At one point, about seven or so years ago, feeling as though too glutted with music, I impulsively got rid of all my CDs. Most I gave away and some I threw in the garbage. There was a genuine urge for silence and stillness. (I believe this was around the same time that I also wanted to get rid of my bed mattress and sleep on a bamboo mat; something which - alas! - never materialized.) And the fact was I listened to music too much.
Now I hardly listen to it at all, which I do not take as a virtue by any means. It used to be a staple when painting or drawing; now you couldn't get me to listen to music while art-making if you bought me the stereo and the music and said that listening to it would improve my work - which it wouldn't. A silent, sober studio is a sacred haven. The exception to this being my iconography sessions where my instructor sometimes plays sacred chant.
But I find now, that whenever I actually do listen to music - unfortunately mostly on youtube (bah!) - it is a release and a boon. Indeed, without music the human race would've ceased long ago in derelict misery. I may not listen to music nearly as much as I used to, but now when I do listen, it is enjoyed ten times more.
Update: I removed all the Radiohead stuff. It's not me, and I realized I said what I really wanted to say in the above paragraphs and revisiting that which I do not listen to anymore kind of unnecessary.
3 comments:
I did that same thing some years ago...got rid of my music. You surprise me though, with the Radiohead post. Why Radiohead? (Just curious.)
+JMJ+
Wow! I once got rid of all my 90s music, too! (It was a choice I later came to regret, when I realised I wanted to listen to some of the old bands again and CDs of their old albums proved really hard to come by. Music stores don't have much variety these days, do they?)

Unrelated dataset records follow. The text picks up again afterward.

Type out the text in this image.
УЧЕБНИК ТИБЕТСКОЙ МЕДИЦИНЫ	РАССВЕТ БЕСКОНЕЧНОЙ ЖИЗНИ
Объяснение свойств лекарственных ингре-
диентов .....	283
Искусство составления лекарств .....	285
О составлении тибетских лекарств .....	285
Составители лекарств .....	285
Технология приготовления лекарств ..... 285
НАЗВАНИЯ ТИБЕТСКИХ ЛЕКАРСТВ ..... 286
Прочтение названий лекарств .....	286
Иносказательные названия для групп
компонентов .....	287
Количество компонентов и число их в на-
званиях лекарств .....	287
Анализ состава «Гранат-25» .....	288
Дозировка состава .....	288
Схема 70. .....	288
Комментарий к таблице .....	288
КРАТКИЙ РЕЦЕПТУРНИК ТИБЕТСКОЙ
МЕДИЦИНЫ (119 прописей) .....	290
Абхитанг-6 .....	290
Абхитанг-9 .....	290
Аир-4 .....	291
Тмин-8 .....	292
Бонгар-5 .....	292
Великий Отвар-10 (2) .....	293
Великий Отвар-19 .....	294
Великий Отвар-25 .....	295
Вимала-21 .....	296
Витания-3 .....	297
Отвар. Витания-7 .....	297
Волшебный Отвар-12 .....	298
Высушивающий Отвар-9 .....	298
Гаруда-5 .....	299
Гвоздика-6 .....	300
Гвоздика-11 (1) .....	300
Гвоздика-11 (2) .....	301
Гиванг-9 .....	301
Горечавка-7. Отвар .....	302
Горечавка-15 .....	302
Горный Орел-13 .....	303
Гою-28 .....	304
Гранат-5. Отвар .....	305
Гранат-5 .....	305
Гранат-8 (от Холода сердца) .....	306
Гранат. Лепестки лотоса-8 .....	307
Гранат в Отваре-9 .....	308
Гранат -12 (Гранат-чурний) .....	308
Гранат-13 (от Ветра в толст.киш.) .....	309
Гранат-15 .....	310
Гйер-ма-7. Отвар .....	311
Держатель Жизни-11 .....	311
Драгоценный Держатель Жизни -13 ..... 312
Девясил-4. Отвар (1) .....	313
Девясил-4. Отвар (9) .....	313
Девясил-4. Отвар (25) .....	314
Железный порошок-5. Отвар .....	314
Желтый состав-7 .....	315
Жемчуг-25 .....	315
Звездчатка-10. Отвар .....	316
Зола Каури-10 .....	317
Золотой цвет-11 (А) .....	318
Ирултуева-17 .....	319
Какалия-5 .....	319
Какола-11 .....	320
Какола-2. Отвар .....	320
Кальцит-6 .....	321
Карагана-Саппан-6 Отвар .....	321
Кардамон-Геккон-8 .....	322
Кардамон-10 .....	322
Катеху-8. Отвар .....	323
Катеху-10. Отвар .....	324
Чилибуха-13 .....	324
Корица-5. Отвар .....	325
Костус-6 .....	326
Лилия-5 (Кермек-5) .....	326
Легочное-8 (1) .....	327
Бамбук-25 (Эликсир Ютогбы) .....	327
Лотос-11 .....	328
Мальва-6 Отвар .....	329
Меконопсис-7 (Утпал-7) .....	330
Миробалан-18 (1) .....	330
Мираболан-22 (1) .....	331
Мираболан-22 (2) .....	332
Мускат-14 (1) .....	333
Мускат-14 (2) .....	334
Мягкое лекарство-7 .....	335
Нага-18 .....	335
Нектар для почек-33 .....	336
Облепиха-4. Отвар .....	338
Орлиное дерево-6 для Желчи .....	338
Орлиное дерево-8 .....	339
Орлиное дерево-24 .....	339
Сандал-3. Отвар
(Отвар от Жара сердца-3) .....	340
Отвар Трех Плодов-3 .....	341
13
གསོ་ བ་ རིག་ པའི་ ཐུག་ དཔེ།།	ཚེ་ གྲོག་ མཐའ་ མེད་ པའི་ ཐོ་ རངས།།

I never got into Radiohead, but I loved Oasis and Blur. Yet, in hindsight, I think it's good that I stopped listening to a lot of 90s Britpop. Having tried listening to it again, I realise how nihilistic so much of it was.
Jesse, thanks for comenting. I found Radiohead, as far as pop music goes, searched for a kind of structure to their music, by which I mean their sound, and not so much their lyrics. I think it appealed to my developing aesthetic. The sometimes unmanly angst of their lyrics though was something I tried to ignore.
Enbrethiliel, yes, the music stores now are like dvd rental stores. Even just trying to find a moderately older film that is well known, one's chances are slim. Your realizing the nihilism of so much of that music was what caused a large part of my revlusion. I never believed in that stuff, even when it seemed I did.